HOLYOKE — When Dr. Kevin Hulseberg told Pauline Coulombe about implanting a bifocal lens in her eyes, she had one question: “You mean I don’t have to wear glasses anymore?”

Thanks to the ReZoom intraocular lens implant — the first of its kind performed at Holyoke Medical Center — her cataracts are gone, and so are her glasses. Hulseberg now performs many such implants at Pioneer Valley Eye Associates, offering greater visual freedom to cataract patients.

“When we arrive into our 40s, the lens of the eye, which continues to grow throughout our life, reaches a point where the muscle inside the eye can no longer change the lens shape, and limits our ability to read up close,” Hulseberg said — a condition called presbyopia. Very often, as people reach their 60s, the lens has grown to a point where it begins to limit the amount of light entering the eye, causing glare or blurred vision — hallmarks of cataracts.

“For the past several decades, we have had the ability after cataract surgery to place a monofocal intraocular lens into the eye, allowing people to choose seeing well in the distance or reading, but not both without the aid of glasses,” Hulseberg said. The multifocal lenses allow patients to see at either distance, and without glasses.

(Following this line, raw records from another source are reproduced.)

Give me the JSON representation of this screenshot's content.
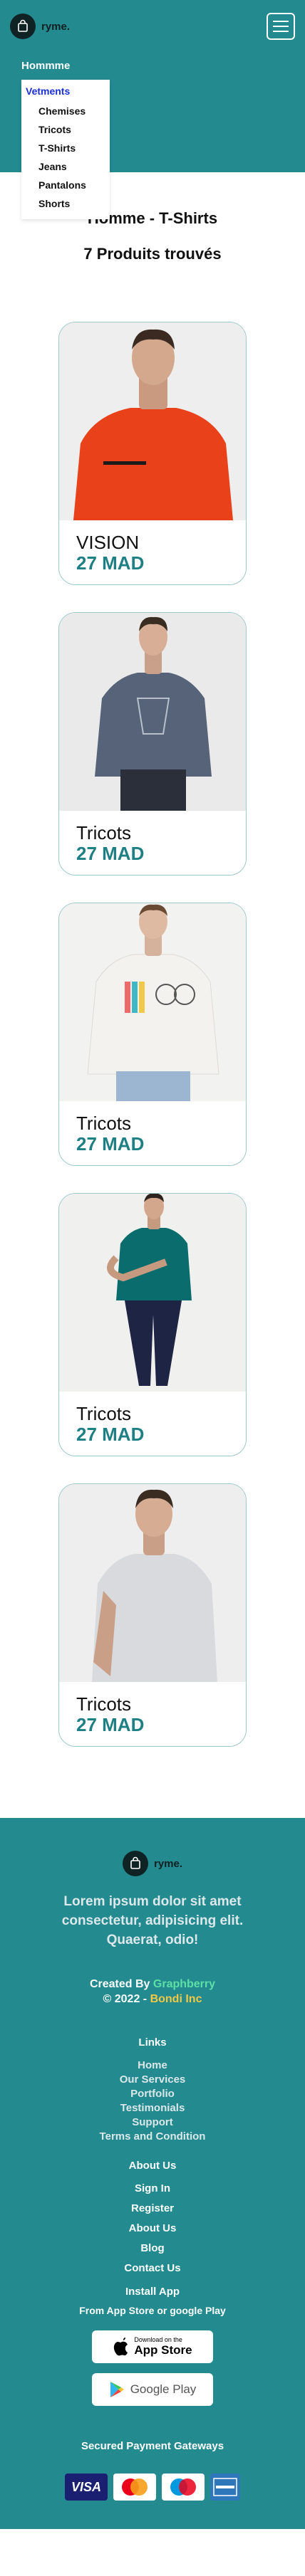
{
  "header": {
    "brand_name": "ryme.",
    "menu_toggle": "menu"
  },
  "nav": {
    "home": "Hommme",
    "dropdown_title": "Vetments",
    "items": [
      "Chemises",
      "Tricots",
      "T-Shirts",
      "Jeans",
      "Pantalons",
      "Shorts"
    ]
  },
  "main": {
    "page_title": "Homme - T-Shirts",
    "count": "7 Produits trouvés"
  },
  "products": [
    {
      "name": "VISION",
      "price": "27 MAD",
      "shirt_color": "#e9421a",
      "pants_color": "#1b1b1b"
    },
    {
      "name": "Tricots",
      "price": "27 MAD",
      "shirt_color": "#566379",
      "pants_color": "#2b2f39"
    },
    {
      "name": "Tricots",
      "price": "27 MAD",
      "shirt_color": "#f4f2ee",
      "pants_color": "#9cb6d1"
    },
    {
      "name": "Tricots",
      "price": "27 MAD",
      "shirt_color": "#0b6c6d",
      "pants_color": "#1d2444"
    },
    {
      "name": "Tricots",
      "price": "27 MAD",
      "shirt_color": "#d8dadd",
      "pants_color": "#1b1b1b"
    }
  ],
  "footer": {
    "brand_name": "ryme.",
    "lorem": "Lorem ipsum dolor sit amet consectetur, adipisicing elit. Quaerat, odio!",
    "created_by": "Created By",
    "created_by_name": "Graphberry",
    "year": "© 2022 -",
    "year_name": "Bondi Inc",
    "links_title": "Links",
    "links": [
      "Home",
      "Our Services",
      "Portfolio",
      "Testimonials",
      "Support",
      "Terms and Condition"
    ],
    "about_title": "About Us",
    "about": [
      "Sign In",
      "Register",
      "About Us",
      "Blog",
      "Contact Us"
    ],
    "install_title": "Install App",
    "install_sub": "From App Store or google Play",
    "app_store_small": "Download on the",
    "app_store_big": "App Store",
    "google_play": "Google Play",
    "payments_title": "Secured Payment Gateways",
    "payments": [
      "VISA",
      "MasterCard",
      "Maestro",
      "AMERICAN EXPRESS"
    ]
  },
  "colors": {
    "teal": "#238a8f",
    "price": "#1e7f84",
    "accent_green": "#5de0a5",
    "accent_yellow": "#f5c842"
  }
}
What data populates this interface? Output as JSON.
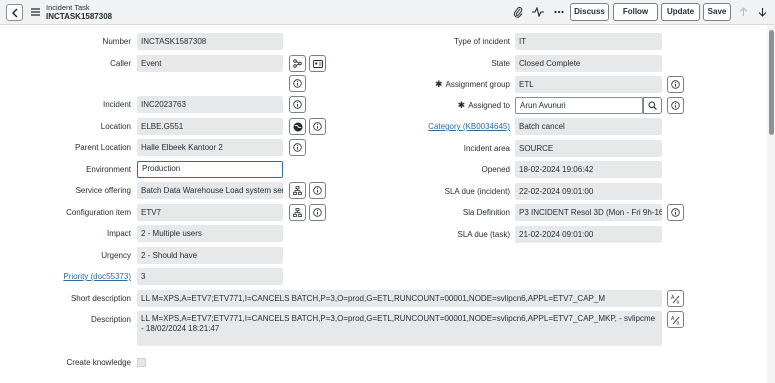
{
  "header": {
    "title": "Incident Task",
    "number": "INCTASK1587308",
    "buttons": {
      "discuss": "Discuss",
      "follow": "Follow",
      "update": "Update",
      "save": "Save"
    }
  },
  "left_fields": {
    "number": {
      "label": "Number",
      "value": "INCTASK1587308"
    },
    "caller": {
      "label": "Caller",
      "value": "Event"
    },
    "incident": {
      "label": "Incident",
      "value": "INC2023763"
    },
    "location": {
      "label": "Location",
      "value": "ELBE.G551"
    },
    "parent_location": {
      "label": "Parent Location",
      "value": "Halle Elbeek Kantoor 2"
    },
    "environment": {
      "label": "Environment",
      "value": "Production"
    },
    "service_offering": {
      "label": "Service offering",
      "value": "Batch Data Warehouse Load system serv"
    },
    "configuration_item": {
      "label": "Configuration item",
      "value": "ETV7"
    },
    "impact": {
      "label": "Impact",
      "value": "2 - Multiple users"
    },
    "urgency": {
      "label": "Urgency",
      "value": "2 - Should have"
    },
    "priority": {
      "label": "Priority (doc55373)",
      "value": "3"
    }
  },
  "right_fields": {
    "type_of_incident": {
      "label": "Type of incident",
      "value": "IT"
    },
    "state": {
      "label": "State",
      "value": "Closed Complete"
    },
    "assignment_group": {
      "label": "Assignment group",
      "value": "ETL"
    },
    "assigned_to": {
      "label": "Assigned to",
      "value": "Arun Avunuri"
    },
    "category": {
      "label": "Category (KB0034645)",
      "value": "Batch cancel"
    },
    "incident_area": {
      "label": "Incident area",
      "value": "SOURCE"
    },
    "opened": {
      "label": "Opened",
      "value": "18-02-2024 19:06:42"
    },
    "sla_due_incident": {
      "label": "SLA due (incident)",
      "value": "22-02-2024 09:01:00"
    },
    "sla_definition": {
      "label": "Sla Definition",
      "value": "P3 INCIDENT Resol 3D (Mon - Fri 9h-16"
    },
    "sla_due_task": {
      "label": "SLA due (task)",
      "value": "21-02-2024 09:01:00"
    }
  },
  "wide_fields": {
    "short_description": {
      "label": "Short description",
      "value": "LL M=XPS,A=ETV7;ETV771,I=CANCELS BATCH,P=3,O=prod,G=ETL,RUNCOUNT=00001,NODE=svlipcn6,APPL=ETV7_CAP_M"
    },
    "description": {
      "label": "Description",
      "value": "LL M=XPS,A=ETV7;ETV771,I=CANCELS BATCH,P=3,O=prod,G=ETL,RUNCOUNT=00001,NODE=svlipcn6,APPL=ETV7_CAP_MKP, - svlipcme - 18/02/2024 18:21:47"
    },
    "create_knowledge": {
      "label": "Create knowledge"
    }
  },
  "required_marker": "✱",
  "colors": {
    "field_bg": "#e6e8ea",
    "link": "#2d6ba3",
    "header_bg": "#f1f2f3"
  }
}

“I had bifocal contact lenses before my surgery, and my eyes couldn’t adjust to a mono lens,” said Coulombe, a Southampton resident. “Now I see fine.”

To Hulseberg, such stories are gratifying — and increasingly common as cataract treatments become more effective and less invasive all the time.

“Cataract surgery used to involve removing the entire lens complex,” he said. “But recently, we started using ultrasound waves, a process known as phacoemulsification,” he said. “The ultrasound waves vibrate the cataracts like tiny earthquakes and break them into tiny pieces, which are then aspirated or vacuumed from the eye.”

Pre-ultrasound surgeries also involved making a large incision in the eye and extracting the lens, then closing the incision with sutures. Today, Hulseberg said, special scalpels are used to create a tiny wound that heals on its own, so patients are able to avoid any shot, stitch, or patch.

“The eye heals at a much faster rate,” he said. “And it’s the most effective surgery in the country — 98{06cf2b9696b159f874511d23dbc893eb1ac83014175ed30550cfff22781411e5} effective.”

The ReZoom lens poses some limitations, such as glare with night driving and the need for reading glasses under certain lighting conditions, he added. However, patients often adapt to these side effects over a period of weeks.

Despite the effectiveness of the procedure, not everyone with cataracts is an ideal candidate, Hulseberg said, explaining that the decision really depends on a person’s lifestyle.

“Some people are born with cataracts, but almost everyone eventually gets them. They don’t always become visually significant, however.” Even in more advanced cases, if someone leads a more sedentary life and won’t be too bothered by cataracts, he may not choose to undergo surgery.

“We don’t dictate to patients the timing of the surgery,” Hulseberg said, “but we should educate patients on all the options in case their vision becomes a significant hindrance to them.”

As for Coulombe? Aside from the night glares she’s thrilled with the results of her ReZoom experience.

“I would definitely have it done again,” she said. “The recovery was great, and Dr. Hulseberg and his staff are very caring people. What he’s doing is a real positive for Holyoke Medical Center.”